IV. The dismission of the rest of them. They came for corn, and corn they had and not only so, but every man had his money restored in his sack’s mouth. Thus Christ, our Joseph, gives out supplies without money and without price. Therefore the poor are invited to buy, Revelation 3:17,18. This put them into great consternation (Genesis 42:28): Their heart failed them, and they were afraid, saying one to another, What is this that God hath done to us?

1. It was really a merciful event for I hope they had no wrong done to them when they had their money given them back, but a kindness yet they were thus terrified by it. Note, (1.) Guilty consciences are apt to take good providences in a bad sense, and to put wrong constructions even upon those things that make for them. They flee when none pursues. (2.) Wealth sometimes brings as much care along with it as want does, and more too. If they had been robbed of their money, they could not have been worse frightened than they were now when they found their money in their sacks. Thus he whose ground brought forth plentifully said, What shall I do? Luke 12:17.

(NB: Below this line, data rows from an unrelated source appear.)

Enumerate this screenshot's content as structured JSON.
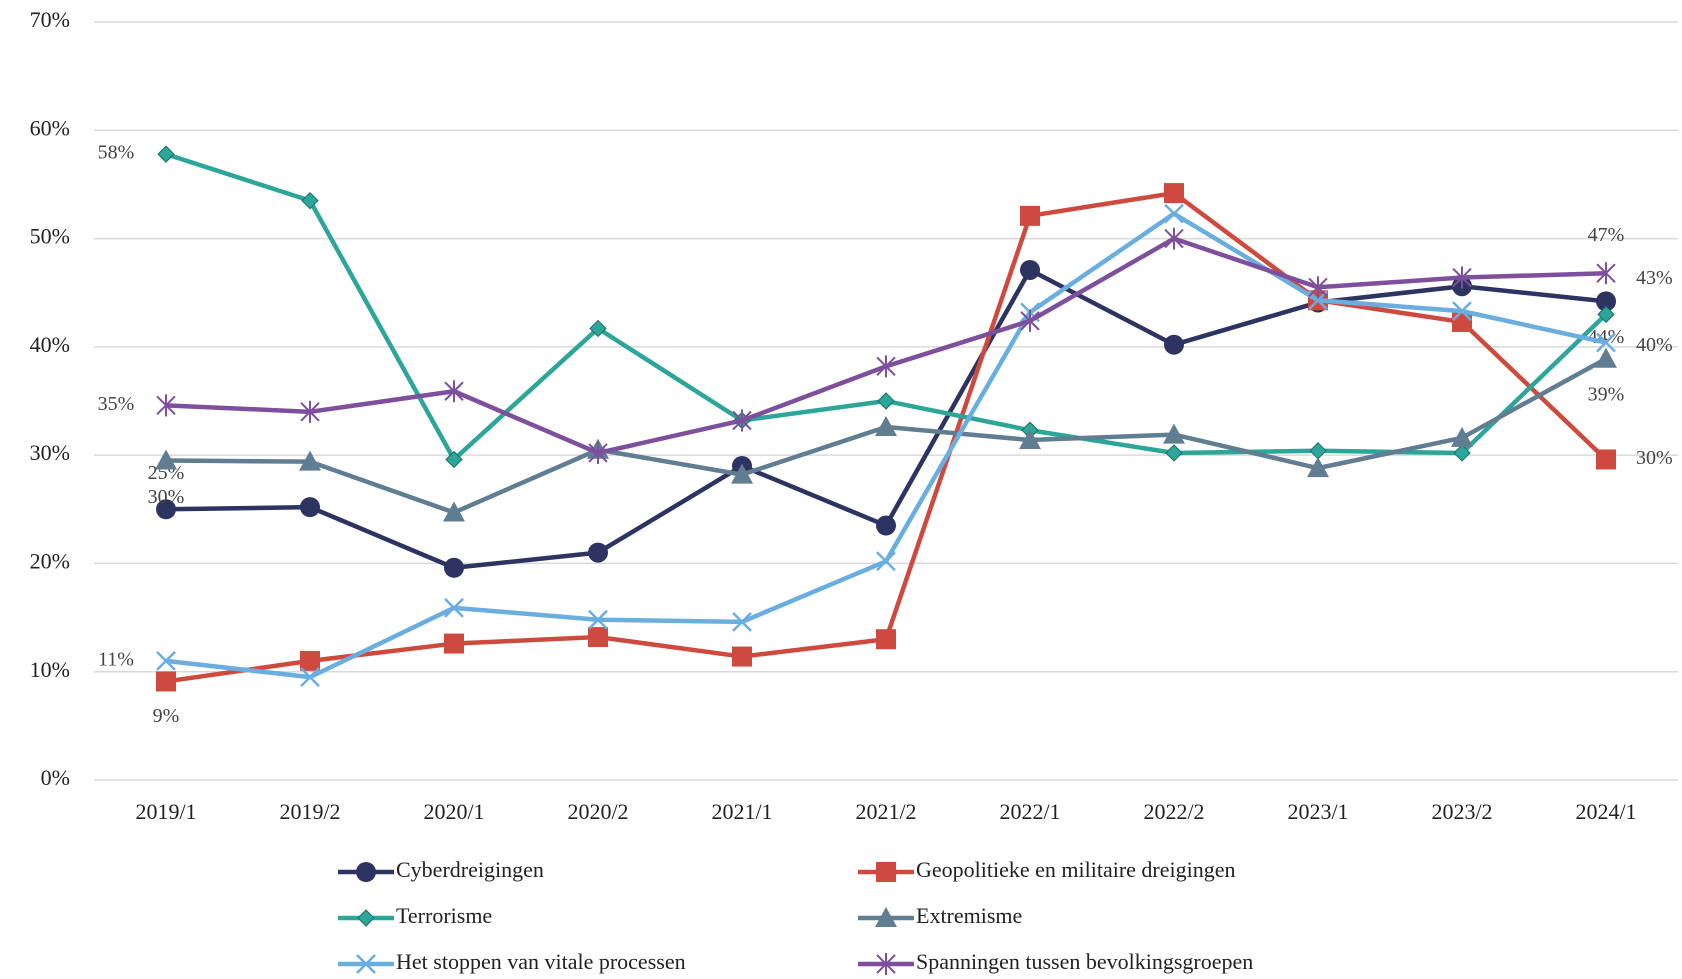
{
  "chart_data": {
    "type": "line",
    "categories": [
      "2019/1",
      "2019/2",
      "2020/1",
      "2020/2",
      "2021/1",
      "2021/2",
      "2022/1",
      "2022/2",
      "2023/1",
      "2023/2",
      "2024/1"
    ],
    "ylim": [
      0,
      70
    ],
    "yticks": [
      {
        "value": 0,
        "label": "0%"
      },
      {
        "value": 10,
        "label": "10%"
      },
      {
        "value": 20,
        "label": "20%"
      },
      {
        "value": 30,
        "label": "30%"
      },
      {
        "value": 40,
        "label": "40%"
      },
      {
        "value": 50,
        "label": "50%"
      },
      {
        "value": 60,
        "label": "60%"
      },
      {
        "value": 70,
        "label": "70%"
      }
    ],
    "grid": true,
    "legend": "bottom",
    "series": [
      {
        "name": "Cyberdreigingen",
        "color": "#2e3462",
        "marker": "circle",
        "values": [
          25.0,
          25.2,
          19.6,
          21.0,
          29.0,
          23.5,
          47.1,
          40.2,
          44.1,
          45.6,
          44.2
        ],
        "value_labels": [
          "25%",
          null,
          null,
          null,
          null,
          null,
          null,
          null,
          null,
          null,
          "44%"
        ]
      },
      {
        "name": "Geopolitieke en militaire dreigingen",
        "color": "#cf4a3e",
        "marker": "square",
        "values": [
          9.1,
          11.0,
          12.6,
          13.2,
          11.4,
          13.0,
          52.1,
          54.2,
          44.3,
          42.3,
          29.6
        ],
        "value_labels": [
          "9%",
          null,
          null,
          null,
          null,
          null,
          null,
          null,
          null,
          null,
          "30%"
        ]
      },
      {
        "name": "Terrorisme",
        "color": "#2ba698",
        "marker": "diamond",
        "values": [
          57.8,
          53.5,
          29.6,
          41.7,
          33.2,
          35.0,
          32.3,
          30.2,
          30.4,
          30.2,
          43.0
        ],
        "value_labels": [
          "58%",
          null,
          null,
          null,
          null,
          null,
          null,
          null,
          null,
          null,
          "43%"
        ]
      },
      {
        "name": "Extremisme",
        "color": "#617d91",
        "marker": "triangle",
        "values": [
          29.5,
          29.4,
          24.7,
          30.5,
          28.2,
          32.6,
          31.4,
          31.9,
          28.8,
          31.6,
          38.9
        ],
        "value_labels": [
          "30%",
          null,
          null,
          null,
          null,
          null,
          null,
          null,
          null,
          null,
          "39%"
        ]
      },
      {
        "name": "Het stoppen van vitale processen",
        "color": "#6aaee0",
        "marker": "x",
        "values": [
          11.0,
          9.5,
          15.9,
          14.8,
          14.6,
          20.2,
          43.2,
          52.3,
          44.3,
          43.3,
          40.4
        ],
        "value_labels": [
          "11%",
          null,
          null,
          null,
          null,
          null,
          null,
          null,
          null,
          null,
          "40%"
        ]
      },
      {
        "name": "Spanningen tussen bevolkingsgroepen",
        "color": "#7e4f9c",
        "marker": "star",
        "values": [
          34.6,
          34.0,
          35.9,
          30.2,
          33.2,
          38.2,
          42.4,
          50.0,
          45.5,
          46.4,
          46.8
        ],
        "value_labels": [
          "35%",
          null,
          null,
          null,
          null,
          null,
          null,
          null,
          null,
          null,
          "47%"
        ]
      }
    ]
  }
}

2. Yet in their circumstances it was very amazing. They knew that the Egyptians abhorred a Hebrew (Genesis 43:32), and therefore, since they could not expect to receive any kindness from them, they concluded that this was done with a design to pick a quarrel with them, and the rather because the man, the lord of the land, had charged them as spies. Their own consciences also were awake, and their sins set in order before them and this put them into confusion. Note, (1.) When men’s spirits are sinking every thing helps to sink them. (2.) When the events of Providence concerning us are surprising it is good to enquire what it is that God has done and is doing with us, and to consider the operation of his hands.